Still the applause continued. It beat into her soul like fine music on one who understands; she glowed in it like metal white hot in the furnace; she felt it wafting her away to all those delights of fame and wealth and power wherefor panted her soul. To herself she seemed to soar high above the life of common, everyday humanity, to be freed from all those trammelling bonds of necessity and need that hitherto had irked. To her it was as a release from everyday existence, from life itself, and in such a moment how could she remember that a release from existence and from life means merely – death?

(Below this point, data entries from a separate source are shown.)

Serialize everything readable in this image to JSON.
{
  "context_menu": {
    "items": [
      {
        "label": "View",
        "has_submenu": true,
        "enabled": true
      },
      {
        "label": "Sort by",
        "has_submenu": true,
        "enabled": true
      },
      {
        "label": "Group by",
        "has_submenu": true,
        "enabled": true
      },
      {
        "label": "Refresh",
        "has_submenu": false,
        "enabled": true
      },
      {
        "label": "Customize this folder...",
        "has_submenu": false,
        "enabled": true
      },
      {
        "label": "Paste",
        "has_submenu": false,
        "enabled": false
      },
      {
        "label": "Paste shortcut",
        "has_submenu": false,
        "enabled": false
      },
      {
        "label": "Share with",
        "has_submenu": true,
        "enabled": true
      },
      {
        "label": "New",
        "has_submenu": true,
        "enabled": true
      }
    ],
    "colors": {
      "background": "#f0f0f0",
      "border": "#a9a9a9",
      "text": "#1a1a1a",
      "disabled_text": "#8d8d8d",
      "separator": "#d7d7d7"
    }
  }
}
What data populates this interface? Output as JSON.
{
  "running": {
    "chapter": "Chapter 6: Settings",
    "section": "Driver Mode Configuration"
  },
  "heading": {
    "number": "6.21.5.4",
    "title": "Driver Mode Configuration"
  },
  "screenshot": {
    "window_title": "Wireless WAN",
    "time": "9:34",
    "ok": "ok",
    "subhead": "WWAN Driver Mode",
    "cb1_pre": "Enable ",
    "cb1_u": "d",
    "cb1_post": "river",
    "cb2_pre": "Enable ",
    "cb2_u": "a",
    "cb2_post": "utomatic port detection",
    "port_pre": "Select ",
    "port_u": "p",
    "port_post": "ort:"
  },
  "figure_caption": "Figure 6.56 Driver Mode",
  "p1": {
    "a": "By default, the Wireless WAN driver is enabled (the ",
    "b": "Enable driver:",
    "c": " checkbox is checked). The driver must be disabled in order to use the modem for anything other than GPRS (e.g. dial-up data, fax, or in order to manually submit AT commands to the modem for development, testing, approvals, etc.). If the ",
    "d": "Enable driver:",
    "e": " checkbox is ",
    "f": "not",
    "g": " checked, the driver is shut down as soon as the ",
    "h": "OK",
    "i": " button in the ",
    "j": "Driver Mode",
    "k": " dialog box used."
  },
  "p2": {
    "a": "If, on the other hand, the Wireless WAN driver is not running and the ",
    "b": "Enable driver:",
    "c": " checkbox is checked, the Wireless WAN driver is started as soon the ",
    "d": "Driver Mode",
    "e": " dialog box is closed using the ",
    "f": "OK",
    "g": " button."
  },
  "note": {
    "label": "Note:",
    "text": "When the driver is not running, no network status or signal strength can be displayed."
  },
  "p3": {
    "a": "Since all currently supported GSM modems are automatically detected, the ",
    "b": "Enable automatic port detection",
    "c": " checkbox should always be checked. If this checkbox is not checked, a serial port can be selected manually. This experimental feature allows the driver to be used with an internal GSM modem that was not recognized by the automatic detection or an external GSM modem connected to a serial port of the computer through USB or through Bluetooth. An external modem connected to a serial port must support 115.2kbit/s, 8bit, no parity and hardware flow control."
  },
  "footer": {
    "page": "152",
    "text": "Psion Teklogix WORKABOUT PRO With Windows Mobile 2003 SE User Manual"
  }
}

Hollywood! That was the magic word of power this cheering seemed to her to spell. How glad she was that now she could start for Hollywood at once, and could scorn the tuppenny-ha'penny little engagement at the Colossal Film Studio, Palmer's Hill, that was the prize to-night, and that this continuous applause seemed to certify already hers. She supposed that the news of this triumph to-night would at once be recorded everywhere, for all her favourite film papers agreed in telling her how continually the wide world was ‘scoured' for possible ‘stars' by the magnates of the films. So, knowing all about her, they would welcome her eagerly; they would ‘groom' her a little, and then her career of triumph would begin.

From under her half-closed lids, with those long curling lashes that veiled so well the hard appraising look her eyes sometimes showed, she bestowed an approving smile upon the spectators. They were applauding still – as, indeed, was only right and proper. How proud they would all be to remember this night, in times to come when her name was famous everywhere, and ‘Caroline Mears' flared in electric splendour in every busy street throughout the world. Well, she did not grudge them their satisfaction, even though she felt they ought to pay a little extra each for the privilege – a little extra in cash that should be hers for herself alone. Only, was ‘Mears' too ordinary a name for the bright magnificence of the lights that she foresaw? She decided on the instant to change it to ‘Demeres' – or ‘Le Merre' perhaps. Yes, ‘Le Merre' it should be – or, no, ‘La Merre,' of course, and a slight pucker of anxiety creased for an instant the satin-like smoothness of her brow as her glance picked out, standing alone at one side of the auditorium – those hard, clear, brightly shining eyes of hers possessed wonderful sight – a tall, straight man, apparently of middle age, who stood there, erect and stern and rigid, taking no part in the general applause that now was slackening a little.